Every vaccination that is carried out, he says, helps to ease the overall situation in the country. And the chancellor also gives a time horizon for this: “We expect to reach a turning point as early as May through the vaccination of the elderly, and we will finally also be able to set the opening steps that we all expect so urgently.”
He is like everyone else in Austria in this regard, he emphasizes: “I am eagerly waiting for us to finally be able to experience sports, culture, gastronomy and tourism in Austria again.”
As chancellor, he also longs for this day, because then hundreds of thousands of people from these industries will be able to work again and the businesses will no longer be dependent on state support.
But, “Until that day comes, we have to accept the things we can’t change.” For Kurz, these include not only the currently rampant viral mutations, but also the fact that vaccines that were contractually promised would not be delivered.

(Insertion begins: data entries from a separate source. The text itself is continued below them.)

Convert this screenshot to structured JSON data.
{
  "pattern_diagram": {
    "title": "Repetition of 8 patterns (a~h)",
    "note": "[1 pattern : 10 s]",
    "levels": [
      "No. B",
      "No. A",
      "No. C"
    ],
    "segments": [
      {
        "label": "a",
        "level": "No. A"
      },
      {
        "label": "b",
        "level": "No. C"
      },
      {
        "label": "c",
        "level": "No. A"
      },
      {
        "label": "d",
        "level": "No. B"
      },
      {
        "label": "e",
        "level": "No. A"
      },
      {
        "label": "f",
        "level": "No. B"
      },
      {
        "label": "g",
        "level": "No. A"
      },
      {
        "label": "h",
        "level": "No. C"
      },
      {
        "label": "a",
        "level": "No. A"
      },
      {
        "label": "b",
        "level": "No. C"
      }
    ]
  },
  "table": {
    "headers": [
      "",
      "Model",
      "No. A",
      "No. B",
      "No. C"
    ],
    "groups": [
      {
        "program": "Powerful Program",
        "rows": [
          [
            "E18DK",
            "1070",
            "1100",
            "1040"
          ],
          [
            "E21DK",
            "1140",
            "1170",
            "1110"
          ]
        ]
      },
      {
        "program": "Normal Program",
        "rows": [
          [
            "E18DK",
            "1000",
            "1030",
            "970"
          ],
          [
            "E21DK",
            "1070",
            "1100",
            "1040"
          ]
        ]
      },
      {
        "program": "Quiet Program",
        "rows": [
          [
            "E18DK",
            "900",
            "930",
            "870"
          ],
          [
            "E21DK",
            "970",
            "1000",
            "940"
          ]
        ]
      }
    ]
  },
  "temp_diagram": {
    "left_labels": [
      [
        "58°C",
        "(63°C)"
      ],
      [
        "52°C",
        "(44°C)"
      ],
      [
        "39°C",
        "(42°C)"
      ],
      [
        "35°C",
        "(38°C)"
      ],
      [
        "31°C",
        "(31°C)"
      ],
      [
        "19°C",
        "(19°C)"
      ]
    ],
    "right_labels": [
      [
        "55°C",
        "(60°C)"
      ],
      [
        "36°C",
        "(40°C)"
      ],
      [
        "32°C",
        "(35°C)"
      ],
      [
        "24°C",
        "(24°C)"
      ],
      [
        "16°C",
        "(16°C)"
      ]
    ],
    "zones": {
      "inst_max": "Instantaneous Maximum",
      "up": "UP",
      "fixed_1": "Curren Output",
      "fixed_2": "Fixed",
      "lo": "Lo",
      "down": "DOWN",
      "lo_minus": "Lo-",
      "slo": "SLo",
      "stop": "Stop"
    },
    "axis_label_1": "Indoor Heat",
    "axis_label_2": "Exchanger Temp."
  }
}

Austria is in the “privileged situation” that there are sufficient FFP2 masks and a free test offer for everyone, he said. “Take advantage of this offer,” Kurz appealed to the population. Every test not only protects oneself and one’s environment, but also helps to keep the overall incidence of infection under control, he says.
At the end of his message, the chancellor once again finds encouraging words for the population: “As always in life, the most important thing is the inner attitude. And precisely because all this is already dragging on so endlessly, because many of us rightly can no longer hear the word ‘Corona’ and it all seems almost unbearable, it’s important to keep reminding ourselves that Corona will eventually pass.”
Easter in particular, Kurz said, is after all the “festival of hope.”
Health minister cautious
“It is important to make a perspective visible,” said Health Minister Rudi Anschober in a reaction to Kurz’s speech on Ö1’s midday journal. Yes, he said, there was a chance of creating openings in May, but, he cautioned, “for that we need a good April.” New infections are still far too high, he said. “If we are consistent and solid now, we will manage to open in May.”
Intensive care units in eastern Austria are under dramatic strain, he said. “We need the solidarity of other federal states to take over patients from eastern Austria,” Anschober said. This will also be a topic at the next summit meeting on Tuesday, he added.
Regarding vaccinations, Anschober sees Austria on a very good path. Regarding the Russian vaccine Sputnik, one would first have to fully concentrate on quality assurance. “That must have priority.”